Imagino que algo parecido pasará con la reciente denuncia de la periodista Tristane Banon, a la que muchos consideran ya una aprovechada que busca publicidad a costa de lo que sea. Como si no estuviera jugándose su prestigio en este asunto: ¿alguien cree de veras que a las mujeres –salvo casos muy excepcionales– nos apetece ir contando por ahí que hemos pasado por la terrible humillación de ser atacadas sexualmente tan sólo por obtener algún beneficio?
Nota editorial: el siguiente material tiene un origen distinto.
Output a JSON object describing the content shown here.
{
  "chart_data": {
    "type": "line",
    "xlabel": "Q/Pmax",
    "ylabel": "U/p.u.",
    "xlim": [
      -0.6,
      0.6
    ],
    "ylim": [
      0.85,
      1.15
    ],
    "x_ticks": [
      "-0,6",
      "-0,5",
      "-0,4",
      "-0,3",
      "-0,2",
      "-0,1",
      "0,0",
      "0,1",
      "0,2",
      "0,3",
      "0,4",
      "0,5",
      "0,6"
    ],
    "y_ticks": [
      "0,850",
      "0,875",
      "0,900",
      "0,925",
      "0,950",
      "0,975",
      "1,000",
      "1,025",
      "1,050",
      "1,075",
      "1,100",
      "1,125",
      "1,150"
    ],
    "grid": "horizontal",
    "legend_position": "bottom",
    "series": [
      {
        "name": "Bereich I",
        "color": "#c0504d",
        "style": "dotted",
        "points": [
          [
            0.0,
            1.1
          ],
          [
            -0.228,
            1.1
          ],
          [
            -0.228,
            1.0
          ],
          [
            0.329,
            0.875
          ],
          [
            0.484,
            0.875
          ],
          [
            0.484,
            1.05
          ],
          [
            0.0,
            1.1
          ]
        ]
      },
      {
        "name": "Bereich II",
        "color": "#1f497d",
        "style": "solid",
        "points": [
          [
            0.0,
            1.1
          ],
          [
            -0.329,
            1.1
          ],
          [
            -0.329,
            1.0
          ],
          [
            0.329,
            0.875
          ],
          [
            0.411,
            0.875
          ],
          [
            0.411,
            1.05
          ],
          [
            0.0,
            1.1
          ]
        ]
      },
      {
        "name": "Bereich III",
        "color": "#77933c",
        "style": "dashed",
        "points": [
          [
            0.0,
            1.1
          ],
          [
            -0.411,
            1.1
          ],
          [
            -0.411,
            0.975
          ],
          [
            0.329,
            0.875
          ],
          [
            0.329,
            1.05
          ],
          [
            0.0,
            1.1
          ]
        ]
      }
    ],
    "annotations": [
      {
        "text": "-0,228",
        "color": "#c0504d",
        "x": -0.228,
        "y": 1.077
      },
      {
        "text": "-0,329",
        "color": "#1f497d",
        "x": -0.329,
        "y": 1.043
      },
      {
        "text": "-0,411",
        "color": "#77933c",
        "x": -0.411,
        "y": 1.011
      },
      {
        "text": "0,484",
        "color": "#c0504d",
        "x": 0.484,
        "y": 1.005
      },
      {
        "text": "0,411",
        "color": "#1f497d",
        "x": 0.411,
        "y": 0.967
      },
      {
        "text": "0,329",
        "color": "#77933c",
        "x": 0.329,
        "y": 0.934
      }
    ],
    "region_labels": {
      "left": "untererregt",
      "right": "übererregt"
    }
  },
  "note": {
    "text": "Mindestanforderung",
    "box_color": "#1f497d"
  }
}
Entretanto, la ONU acaba de denunciar que sólo el 14% de los casos por violación acaban en condena en Europa. En Europa, la tierra de la igualdad. Ni les cuento lo que sucede en otras muchas zonas del mundo, todas aquellas donde la mujer sigue siendo considerada poco más que una vaca. No afirmo que Strauss-Kahn sea culpable. No lo sé. Pero es preocupante comprobar que, al final, la palabra de una mujer que dice haber sido agredida sigue teniendo menos peso que la del hombre que asegura ser víctima de las brujas.